Kata ayahku, teman-teman si Oto ini hanya sejenis "begu-begu" (Jin
atau hantu). Akibatnya dia tersisih dari pergaulan, dan meninggalkan daerah
kelahirannya di Huta Lottung - Muara Tapanuli Utara. Dia merantau ke berbagai
daerah, kemudian sampai ke daerah Bandar Pulau.
--- Di antara berbagai kemahiran Si Oto ini adalah membuat lesung dan antan
(alu) yang berasal dari kayu-kayu pilihan yang sudah tumbang dan terendam lama
di dalam lumpur. Bila ada lesung yang siap, akan diletakkannya di pinggir
sungai untuk barter dengan tembakau dan garam. Beliau sama sekali tidak memakan
hewan melata, seperti babi, rusa, kijang, monyet dan lain-lain. Beliau hanya
memakan ikan yang dipanggang dengan umbi-umbian yang dibakar, seperti ketela,
keladi dan sejenisnya.
--- Ketika usianya tambah dewasa, benih-benih cinta yang menyukai lawan jenisnya
mulai menggelora. Ah... perempuan manalah yang berkenan mendekat padanya
sebagai seorang lelaki yang "bisu tuli". Akan tetapi Tuhan telah
menetapkan takdir-Nya. Pada waktu bulan purnama beliau melihat dari jauh
seorang gadis cina pingitan [sebut saja namanya si Amoy], yang sedang menumbuk padi
di kolong rumahnya. Si Oto berikhtiar bagaimana caranya agar si Amoy yang
jelita ini bisa dekat dengannya. Akhirnya dia menemukan cara dengan membawa
buah-buahan hutan yang harum dan lezat cita rasanya. Dipetiknya durian hutan
yang masak, dan diletakkannya tak jauh dari rumah si Amoy pada malam hari.
--- Aroma durian hutan ini menggelitik penciuman si Amoy, dan segera mencari
asal aroma itu. Ketika itulah si Oto mengeluarkan bahasa isyaratnya bahwa
buah-buahan itu berasal darinya. Si Amoy menduga lelaki tampan yang tak pernah
tersengat panas matahari ini, sengaja tidak bersuara, karena bisa jadi
membangunkan ayah ibunya yang sedang terlelap di peraduan.

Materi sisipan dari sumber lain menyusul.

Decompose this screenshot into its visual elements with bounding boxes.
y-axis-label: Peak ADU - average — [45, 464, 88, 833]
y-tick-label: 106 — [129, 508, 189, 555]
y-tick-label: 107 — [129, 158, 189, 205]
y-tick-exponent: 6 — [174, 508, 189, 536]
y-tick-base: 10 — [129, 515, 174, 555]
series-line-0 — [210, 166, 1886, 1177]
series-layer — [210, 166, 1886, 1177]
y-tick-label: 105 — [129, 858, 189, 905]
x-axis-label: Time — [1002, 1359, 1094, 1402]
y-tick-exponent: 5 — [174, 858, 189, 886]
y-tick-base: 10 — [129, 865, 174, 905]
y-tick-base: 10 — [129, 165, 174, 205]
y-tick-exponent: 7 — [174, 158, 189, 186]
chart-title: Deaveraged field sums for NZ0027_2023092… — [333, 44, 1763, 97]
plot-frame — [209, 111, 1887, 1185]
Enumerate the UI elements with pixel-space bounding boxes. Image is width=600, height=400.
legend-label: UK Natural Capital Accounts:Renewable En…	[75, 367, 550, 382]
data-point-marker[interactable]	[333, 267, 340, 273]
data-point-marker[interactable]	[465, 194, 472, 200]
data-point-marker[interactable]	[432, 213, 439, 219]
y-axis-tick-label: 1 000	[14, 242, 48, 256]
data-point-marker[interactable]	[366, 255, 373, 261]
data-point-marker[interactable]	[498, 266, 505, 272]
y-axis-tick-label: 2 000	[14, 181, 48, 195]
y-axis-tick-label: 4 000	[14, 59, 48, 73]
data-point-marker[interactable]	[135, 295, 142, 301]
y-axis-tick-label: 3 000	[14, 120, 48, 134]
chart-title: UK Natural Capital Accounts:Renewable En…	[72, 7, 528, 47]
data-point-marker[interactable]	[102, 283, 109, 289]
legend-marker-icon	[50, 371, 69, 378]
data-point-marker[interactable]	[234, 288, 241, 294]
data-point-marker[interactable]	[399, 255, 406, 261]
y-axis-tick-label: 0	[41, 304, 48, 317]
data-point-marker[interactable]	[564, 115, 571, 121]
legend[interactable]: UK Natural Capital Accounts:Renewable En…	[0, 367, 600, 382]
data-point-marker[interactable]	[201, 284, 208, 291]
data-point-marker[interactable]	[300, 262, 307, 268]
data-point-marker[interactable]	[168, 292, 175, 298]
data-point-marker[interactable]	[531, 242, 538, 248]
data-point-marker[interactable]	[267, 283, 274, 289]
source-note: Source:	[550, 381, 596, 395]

--- Pertemuan demi pertemuan berlangsung intensif, bak gayung bersambut, cinta
tidak lagi bertepuk sebelah tangan. Singkat cerita, si Amoy sudah tidak peduli
keadaan si Oto yang bisu tuli, "Bila cinta sudah bersemi yang bisu tuli
pun seakan pintar bernyanyi.
--- Persoalan segera timbul, apakah ayah si Amoy bisa menerima menantu yang bisu
tuli? Tak ada jalan lurus, jalan berbelok pun akan dilalui. Mereka sepakat
"marlojong" (Kawin Lari). Kemana....? Mereka menaiki sampan menuju
hilir, akhirnya sampai di pelabuhan tradisional Kampung Teluk Dalam. Di sanalah
mereka membina rumah tangga bahagia dan memperoleh dua orang putra, si Jotam
dan Si Togam yang berdarah campuran batak dan cina.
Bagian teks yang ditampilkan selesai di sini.